🤖 AI Summary
This study systematically evaluates the automated software development capabilities of Llama 2-70B across multiple programming languages (Python, Fortran, C, etc.) in scientific computing contexts, focusing on four tasks: code generation, documentation writing, unit test generation, and code translation. To address the lack of domain-specific benchmarks, we propose the first multidimensional evaluation framework tailored to canonical scientific computing use cases—such as numerical integration and parallel matrix operations—integrating static analysis, dynamic execution validation, functional correctness checking, and human-led quality assessment. Results show that the model reliably generates executable code for simple numerical tasks but exhibits a marked decline in functional correctness for parallel/distributed computations, necessitating extensive manual intervention. Critical bottlenecks are identified in memory management and semantic modeling of MPI/OpenMP constructs. We publicly release a fully reproducible benchmark suite and provide targeted recommendations for improving large language models’ scientific computing proficiency.
📝 Abstract
The rapid evolution of large language models (LLMs) has opened new possibilities for automating various tasks in software development. This paper evaluates the capabilities of the Llama 2-70B model in automating these tasks for scientific applications written in commonly used programming languages.

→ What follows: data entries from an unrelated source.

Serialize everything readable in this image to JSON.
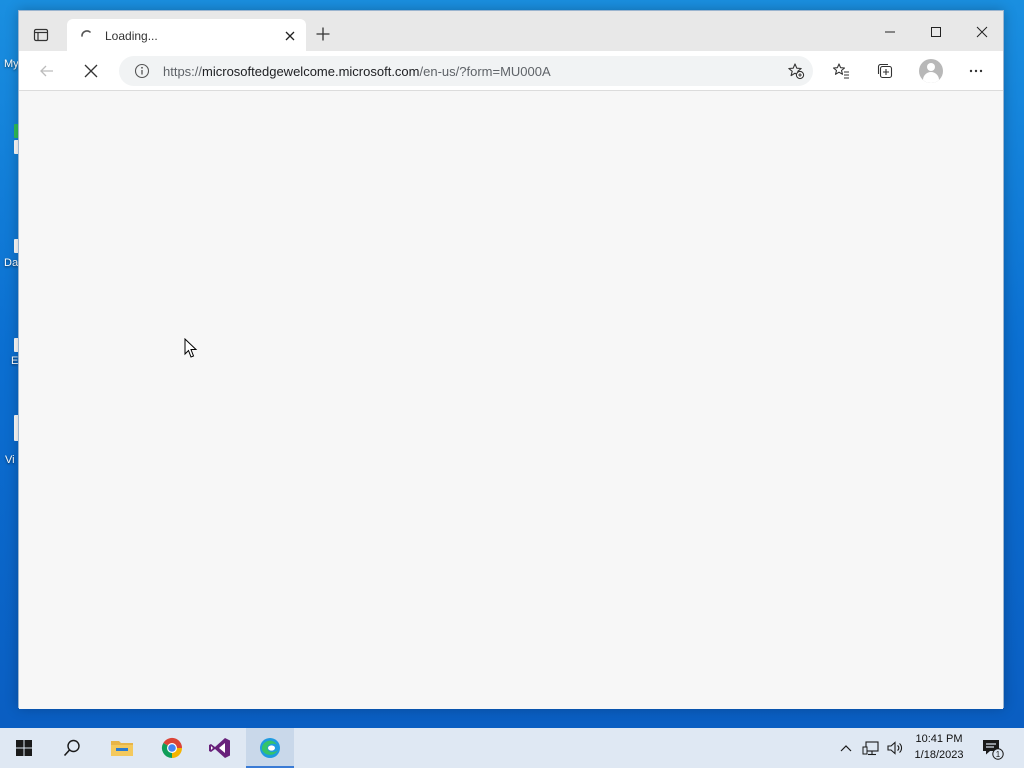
{
  "desktop": {
    "icons": [
      {
        "label": "My",
        "name": "desktop-icon-my"
      },
      {
        "label": "",
        "name": "desktop-icon-app"
      },
      {
        "label": "Da",
        "name": "desktop-icon-da"
      },
      {
        "label": "E",
        "name": "desktop-icon-e"
      },
      {
        "label": "Vi",
        "name": "desktop-icon-vi"
      }
    ]
  },
  "browser": {
    "tab": {
      "title": "Loading...",
      "icon": "loading-spinner-icon"
    },
    "address": {
      "scheme": "https://",
      "host": "microsoftedgewelcome.microsoft.com",
      "path": "/en-us/?form=MU000A"
    },
    "colors": {
      "accent": "#0078d4",
      "window_bg": "#f7f7f7"
    }
  },
  "taskbar": {
    "apps": [
      {
        "name": "taskbar-start",
        "icon": "windows-logo-icon"
      },
      {
        "name": "taskbar-search",
        "icon": "search-icon"
      },
      {
        "name": "taskbar-file-explorer",
        "icon": "folder-icon"
      },
      {
        "name": "taskbar-chrome",
        "icon": "chrome-icon"
      },
      {
        "name": "taskbar-visual-studio",
        "icon": "visual-studio-icon"
      },
      {
        "name": "taskbar-edge",
        "icon": "edge-icon",
        "active": true
      }
    ],
    "clock": {
      "time": "10:41 PM",
      "date": "1/18/2023"
    },
    "notification_count": "1"
  }
}
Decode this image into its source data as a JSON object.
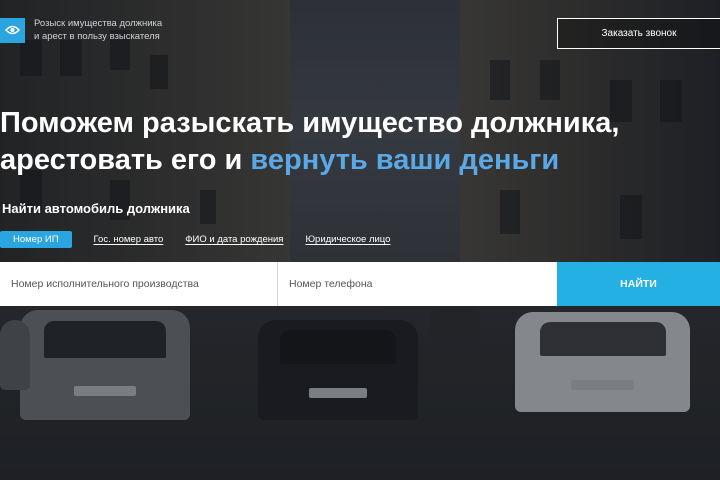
{
  "header": {
    "tagline_line1": "Розыск имущества должника",
    "tagline_line2": "и арест в пользу взыскателя",
    "logo_icon": "eye-icon",
    "call_button": "Заказать звонок"
  },
  "hero": {
    "title_line1": "Поможем разыскать имущество должника,",
    "title_line2_plain": "арестовать его и ",
    "title_line2_accent": "вернуть ваши деньги",
    "accent_color": "#5aa9e6"
  },
  "search": {
    "heading": "Найти автомобиль должника",
    "tabs": [
      {
        "label": "Номер ИП",
        "active": true
      },
      {
        "label": "Гос. номер авто",
        "active": false
      },
      {
        "label": "ФИО и дата рождения",
        "active": false
      },
      {
        "label": "Юридическое лицо",
        "active": false
      }
    ],
    "field1_placeholder": "Номер исполнительного производства",
    "field2_placeholder": "Номер телефона",
    "submit_label": "НАЙТИ",
    "accent_color": "#24b0e3"
  }
}
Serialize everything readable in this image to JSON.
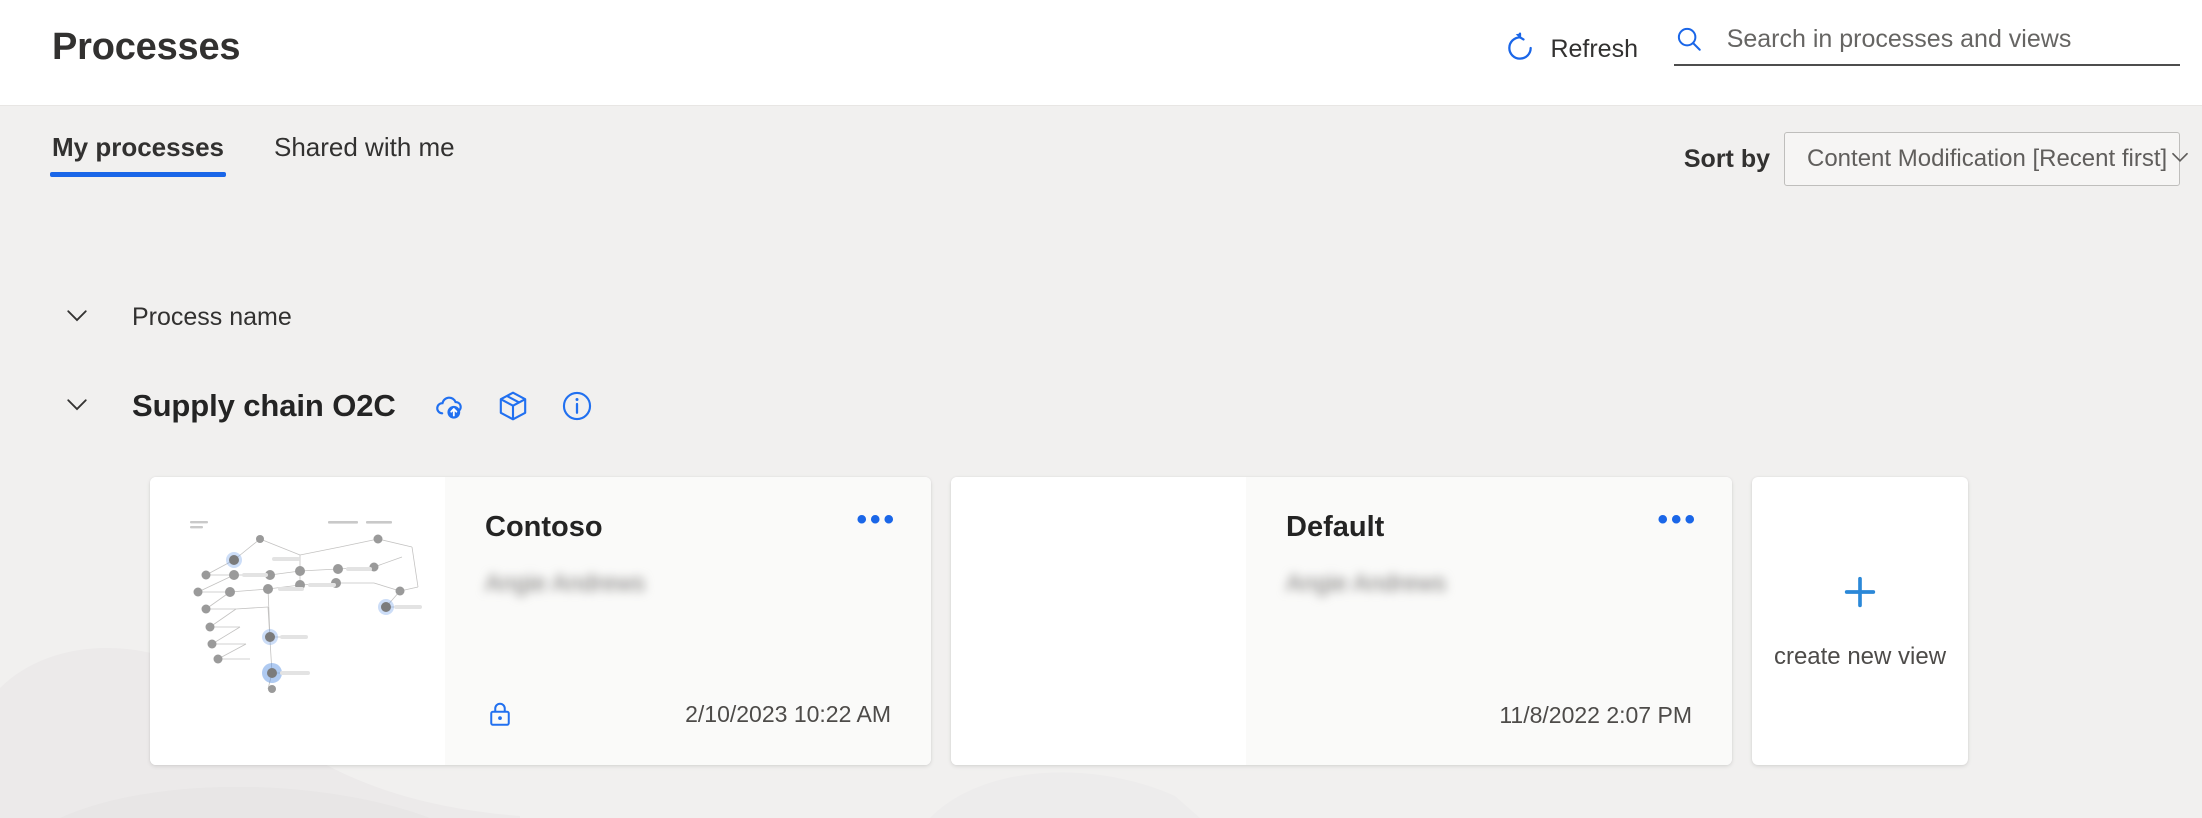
{
  "header": {
    "title": "Processes",
    "refresh_label": "Refresh",
    "refresh_icon": "refresh-circular-arrow-icon",
    "search_icon": "search-magnifier-icon",
    "search_placeholder": "Search in processes and views",
    "search_value": ""
  },
  "tabs": [
    {
      "label": "My processes",
      "active": true
    },
    {
      "label": "Shared with me",
      "active": false
    }
  ],
  "sort": {
    "label": "Sort by",
    "selected": "Content Modification [Recent first]",
    "chevron_icon": "chevron-down-icon"
  },
  "list": {
    "column_header": "Process name",
    "collapse_icon": "chevron-down-icon"
  },
  "process": {
    "name": "Supply chain O2C",
    "icons": [
      {
        "name": "cloud-upload-icon"
      },
      {
        "name": "package-box-icon"
      },
      {
        "name": "info-circle-icon"
      }
    ]
  },
  "views": [
    {
      "title": "Contoso",
      "author": "Angie Andrews",
      "date": "2/10/2023 10:22 AM",
      "menu_label": "•••",
      "has_lock": true,
      "lock_icon": "lock-icon",
      "has_thumbnail": true
    },
    {
      "title": "Default",
      "author": "Angie Andrews",
      "date": "11/8/2022 2:07 PM",
      "menu_label": "•••",
      "has_lock": false,
      "lock_icon": "",
      "has_thumbnail": false
    }
  ],
  "create_card": {
    "label": "create new view",
    "plus_icon": "plus-icon"
  },
  "colors": {
    "accent_blue": "#1a66e8",
    "icon_blue": "#2170f0",
    "plus_blue": "#2b88d8",
    "page_bg": "#f1f0ef",
    "card_bg": "#ffffff",
    "card_body_bg": "#fafaf9",
    "text_primary": "#323130",
    "text_secondary": "#605e5c"
  }
}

Using representative test problems, we assess the model's capacity to generate code, documentation, and unit tests, as well as its ability to translate existing code between commonly used programming languages. Our comprehensive analysis evaluates the compilation, runtime behavior, and correctness of the generated and translated code. Additionally, we assess the quality of automatically generated code, documentation and unit tests. Our results indicate that while Llama 2-70B frequently generates syntactically correct and functional code for simpler numerical tasks, it encounters substantial difficulties with more complex, parallelized, or distributed computations, requiring considerable manual corrections. We identify key limitations and suggest areas for future improvements to better leverage AI-driven automation in scientific computing workflows.